Nobody knows for sure, but I’ve been told they think he left on the bus to Cape Town at 10am today. I should be relieved. I should be happy he’s gone and will soon be someone else’s problem. But I can’t break through these feelings of guilt and being abandoned, left behind, deserted. Unwanted. It’s a choking, physical pain.
I’m trying to tell myself its not personal. He’s just a thief and a liar, a sick drunk, who hasn’t left me because he didn’t love me, but actually never loved me to begin with. I’m trying to tell myself that he hasn’t left me, but has instead run away. He’s a coward and has run away from his accountability. I’m trying to tell myself that he burned his bridges here in Durban and had nowhere left to run. So he’s run back to Cape Town….. from where he orginially ran one year ago.
I’m trying to tell myself these things. Repeating them over and over in my head. But today it’s not working. For today, I am just unwanted and heart.broken.

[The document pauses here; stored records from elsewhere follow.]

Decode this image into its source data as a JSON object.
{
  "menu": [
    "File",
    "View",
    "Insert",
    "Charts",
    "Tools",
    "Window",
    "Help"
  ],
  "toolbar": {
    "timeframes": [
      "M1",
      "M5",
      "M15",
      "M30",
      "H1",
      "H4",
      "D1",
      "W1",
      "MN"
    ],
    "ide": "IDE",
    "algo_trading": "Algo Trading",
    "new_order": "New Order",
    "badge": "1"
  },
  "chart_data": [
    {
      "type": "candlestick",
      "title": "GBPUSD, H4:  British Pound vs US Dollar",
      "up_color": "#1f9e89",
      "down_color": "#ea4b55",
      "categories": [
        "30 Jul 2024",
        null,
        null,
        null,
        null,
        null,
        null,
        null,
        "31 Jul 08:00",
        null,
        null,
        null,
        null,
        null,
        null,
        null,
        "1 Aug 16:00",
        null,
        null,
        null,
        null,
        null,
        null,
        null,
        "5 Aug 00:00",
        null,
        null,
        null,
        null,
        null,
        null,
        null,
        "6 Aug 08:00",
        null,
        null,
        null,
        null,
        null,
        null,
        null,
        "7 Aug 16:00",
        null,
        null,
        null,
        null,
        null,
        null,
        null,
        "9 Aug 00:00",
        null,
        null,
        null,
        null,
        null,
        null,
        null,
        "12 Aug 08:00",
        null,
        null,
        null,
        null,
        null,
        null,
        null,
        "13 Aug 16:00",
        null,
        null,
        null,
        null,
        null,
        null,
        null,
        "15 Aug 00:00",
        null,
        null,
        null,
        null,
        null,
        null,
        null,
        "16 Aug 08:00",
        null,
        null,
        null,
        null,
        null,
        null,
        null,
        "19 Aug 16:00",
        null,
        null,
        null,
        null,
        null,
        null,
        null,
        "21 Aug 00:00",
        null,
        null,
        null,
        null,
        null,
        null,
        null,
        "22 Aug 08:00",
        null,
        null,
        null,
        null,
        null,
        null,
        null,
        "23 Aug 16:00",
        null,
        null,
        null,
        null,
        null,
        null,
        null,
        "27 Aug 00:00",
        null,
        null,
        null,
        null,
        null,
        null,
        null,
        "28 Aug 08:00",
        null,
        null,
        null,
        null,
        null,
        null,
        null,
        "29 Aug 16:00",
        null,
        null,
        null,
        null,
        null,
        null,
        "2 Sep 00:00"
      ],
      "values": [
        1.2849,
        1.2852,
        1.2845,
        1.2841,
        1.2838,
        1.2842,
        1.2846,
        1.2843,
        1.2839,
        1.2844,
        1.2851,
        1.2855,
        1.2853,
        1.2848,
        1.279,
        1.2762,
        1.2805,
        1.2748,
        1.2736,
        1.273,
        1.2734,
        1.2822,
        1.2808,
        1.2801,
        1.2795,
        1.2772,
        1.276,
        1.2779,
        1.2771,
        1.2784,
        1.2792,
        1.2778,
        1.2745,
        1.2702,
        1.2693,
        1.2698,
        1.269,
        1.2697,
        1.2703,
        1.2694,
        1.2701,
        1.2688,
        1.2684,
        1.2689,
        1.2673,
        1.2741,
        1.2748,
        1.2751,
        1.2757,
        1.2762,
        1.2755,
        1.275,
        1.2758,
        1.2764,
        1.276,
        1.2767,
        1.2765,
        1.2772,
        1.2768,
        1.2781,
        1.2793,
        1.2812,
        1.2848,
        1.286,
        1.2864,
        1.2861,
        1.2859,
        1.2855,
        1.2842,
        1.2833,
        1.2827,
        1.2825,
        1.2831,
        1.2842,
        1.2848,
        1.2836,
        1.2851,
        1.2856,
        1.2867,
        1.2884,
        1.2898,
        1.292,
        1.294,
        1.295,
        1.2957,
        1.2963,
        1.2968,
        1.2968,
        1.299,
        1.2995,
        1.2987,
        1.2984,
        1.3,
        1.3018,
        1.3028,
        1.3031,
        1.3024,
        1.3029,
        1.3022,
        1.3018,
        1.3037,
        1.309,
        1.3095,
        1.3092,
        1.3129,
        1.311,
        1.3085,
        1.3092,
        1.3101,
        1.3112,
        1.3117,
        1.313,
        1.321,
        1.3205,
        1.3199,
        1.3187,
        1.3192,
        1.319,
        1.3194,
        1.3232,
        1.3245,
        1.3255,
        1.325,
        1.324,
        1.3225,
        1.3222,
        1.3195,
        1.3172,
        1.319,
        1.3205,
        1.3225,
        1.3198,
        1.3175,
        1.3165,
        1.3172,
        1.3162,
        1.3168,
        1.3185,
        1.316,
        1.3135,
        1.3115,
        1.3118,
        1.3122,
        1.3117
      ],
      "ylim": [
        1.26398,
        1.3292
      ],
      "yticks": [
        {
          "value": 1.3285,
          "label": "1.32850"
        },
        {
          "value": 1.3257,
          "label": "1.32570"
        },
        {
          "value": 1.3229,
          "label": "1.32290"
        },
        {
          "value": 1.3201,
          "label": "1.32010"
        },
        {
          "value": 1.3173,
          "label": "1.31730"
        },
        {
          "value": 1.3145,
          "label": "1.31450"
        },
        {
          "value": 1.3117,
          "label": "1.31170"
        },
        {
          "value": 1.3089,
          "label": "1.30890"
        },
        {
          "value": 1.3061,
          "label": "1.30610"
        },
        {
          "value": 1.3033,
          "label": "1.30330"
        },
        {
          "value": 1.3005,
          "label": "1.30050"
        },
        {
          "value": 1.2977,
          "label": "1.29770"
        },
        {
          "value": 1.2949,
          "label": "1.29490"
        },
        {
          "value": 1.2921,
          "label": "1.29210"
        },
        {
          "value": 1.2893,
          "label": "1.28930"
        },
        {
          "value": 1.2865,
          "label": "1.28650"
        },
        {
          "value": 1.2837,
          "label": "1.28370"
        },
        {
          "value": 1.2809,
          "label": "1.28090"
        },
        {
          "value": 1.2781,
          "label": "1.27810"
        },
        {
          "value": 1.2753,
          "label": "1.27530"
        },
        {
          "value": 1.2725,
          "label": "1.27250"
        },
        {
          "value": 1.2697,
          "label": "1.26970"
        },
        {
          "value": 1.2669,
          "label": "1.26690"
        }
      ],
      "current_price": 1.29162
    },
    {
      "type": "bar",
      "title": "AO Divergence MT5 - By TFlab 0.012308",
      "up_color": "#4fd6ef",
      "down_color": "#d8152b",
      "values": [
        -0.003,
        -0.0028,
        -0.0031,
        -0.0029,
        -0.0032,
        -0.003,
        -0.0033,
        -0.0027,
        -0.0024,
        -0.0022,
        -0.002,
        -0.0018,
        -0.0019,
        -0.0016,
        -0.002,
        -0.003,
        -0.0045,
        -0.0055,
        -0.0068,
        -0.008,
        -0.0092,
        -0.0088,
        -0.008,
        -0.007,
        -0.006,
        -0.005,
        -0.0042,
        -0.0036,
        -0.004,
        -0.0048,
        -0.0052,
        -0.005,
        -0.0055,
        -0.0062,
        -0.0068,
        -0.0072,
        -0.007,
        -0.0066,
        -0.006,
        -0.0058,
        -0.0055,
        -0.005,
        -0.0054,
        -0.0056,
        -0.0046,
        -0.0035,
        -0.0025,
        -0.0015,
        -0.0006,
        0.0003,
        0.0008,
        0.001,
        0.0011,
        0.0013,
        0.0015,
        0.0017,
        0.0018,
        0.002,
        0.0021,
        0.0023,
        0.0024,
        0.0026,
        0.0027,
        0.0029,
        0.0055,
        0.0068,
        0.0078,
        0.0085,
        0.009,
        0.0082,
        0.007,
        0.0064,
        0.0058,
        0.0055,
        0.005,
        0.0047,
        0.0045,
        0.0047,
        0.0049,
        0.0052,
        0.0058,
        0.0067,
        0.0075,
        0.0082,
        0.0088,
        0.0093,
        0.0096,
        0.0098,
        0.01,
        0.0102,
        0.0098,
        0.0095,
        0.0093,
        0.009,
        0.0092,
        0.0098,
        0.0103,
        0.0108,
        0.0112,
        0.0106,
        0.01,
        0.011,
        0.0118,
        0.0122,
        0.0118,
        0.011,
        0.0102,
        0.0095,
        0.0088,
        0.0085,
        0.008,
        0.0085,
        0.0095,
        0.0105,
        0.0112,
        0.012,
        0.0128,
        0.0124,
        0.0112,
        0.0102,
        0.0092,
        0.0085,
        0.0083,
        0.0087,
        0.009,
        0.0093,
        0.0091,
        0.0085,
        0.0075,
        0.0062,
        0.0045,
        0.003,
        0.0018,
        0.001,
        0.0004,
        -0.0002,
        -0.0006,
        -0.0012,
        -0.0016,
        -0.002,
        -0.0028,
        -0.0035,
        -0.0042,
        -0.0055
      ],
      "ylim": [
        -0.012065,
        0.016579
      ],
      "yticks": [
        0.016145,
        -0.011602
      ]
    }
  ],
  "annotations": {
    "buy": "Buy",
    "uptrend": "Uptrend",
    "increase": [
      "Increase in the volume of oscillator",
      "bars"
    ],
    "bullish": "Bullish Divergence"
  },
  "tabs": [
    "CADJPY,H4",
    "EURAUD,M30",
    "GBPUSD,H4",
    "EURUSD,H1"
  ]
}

But not tomorrow. Tomorrow will try to be different, because he’s taken enough from me already. Throughout this experience, I have come to recognise that this grief and abandonment is far older than my encounter with Lover. It’s been buried and breeding in the wet basement of my soul for a lifetime, and Lover’s actions merely brought it to light.
So it’s not personal. It’s not about him anymore. It’s about me.